In concluding the opinion the court said: “We, therefore, conclude that an accommodation maker, or surety, though known to be such by the payee, is not released by an agreement between the payee and the principal obligor extending the time of payment or postponing the payee’s right to enforce the instrument, though made without the assent of the accommodation maker.”

The law as thus declared is the law also as declared in each and all of the states, except Iowa, which have adopted the Uniform Negotiable Instrument Act, where the question now at bar has been passed upon.

*6782. The appellant seems to rely upon §58 of the Negotiable Instrument Act, Acts 1918 p. 120, supra, as authorizing the defense attempted to be made in this case. That section, so far as the same is applicable to the question now under consideration, reads: “In the hands of any holder other than a holder in due course, a negotiable instrument is subject to the same defenses as if it were not negotiable. * *

This section must be construed in harmony with other sections, and so as to give effect to the general purpose and intent of the act. This can be done by reading into said section, after the word “defenses,” “existing at the time of its execution or arising out of the original transaction.” This would allow such defenses as “no consideration” to be made the same as formerly, but would exclude such defenses as the one sought to be interposed in this case, as being one arising subsequent to the execution of- the said instrument- and out of a collateral matter.
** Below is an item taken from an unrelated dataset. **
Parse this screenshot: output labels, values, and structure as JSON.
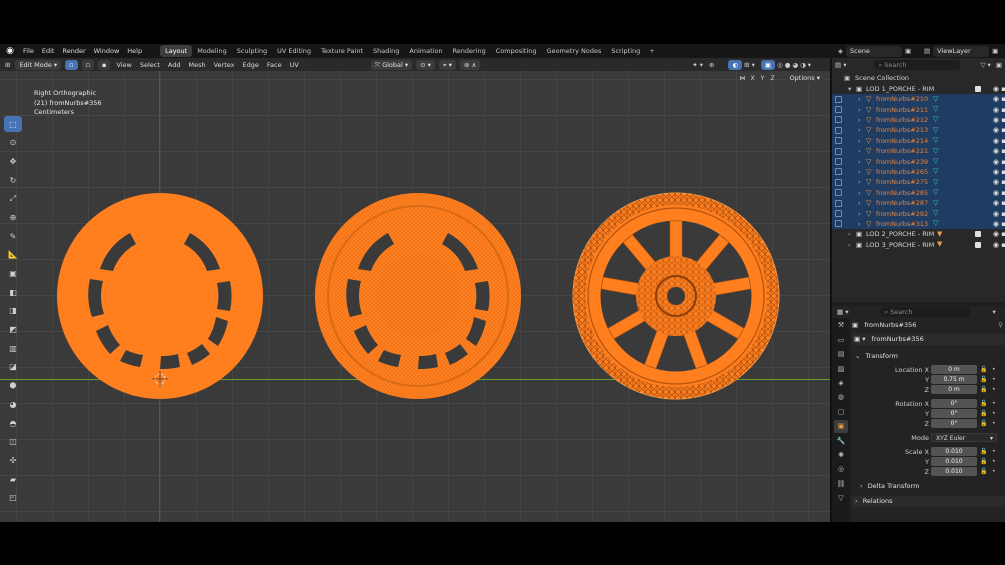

This construction will make the entire act harmonious, and give full éffect to its various provisions.

In harmony with the foregoing authorities, and many more could be cited, we hold that the trial court did not err in sustaining said demurrer to said paragraphs of answer.

3. Appellant next insists that the record in this case conclusively shows payment of the note in suit by the giving of subsequent notes by said Werneke to said bank. To this we cannot' assent. The giving of said new note was prima facie a payment, but there is evidence that it was not taken and received, and not so intended by the parties to the transaction. The trial court found against appellant, and we find no good reason to disturb such finding. We find no error in the record and the judgment is therefore affirmed.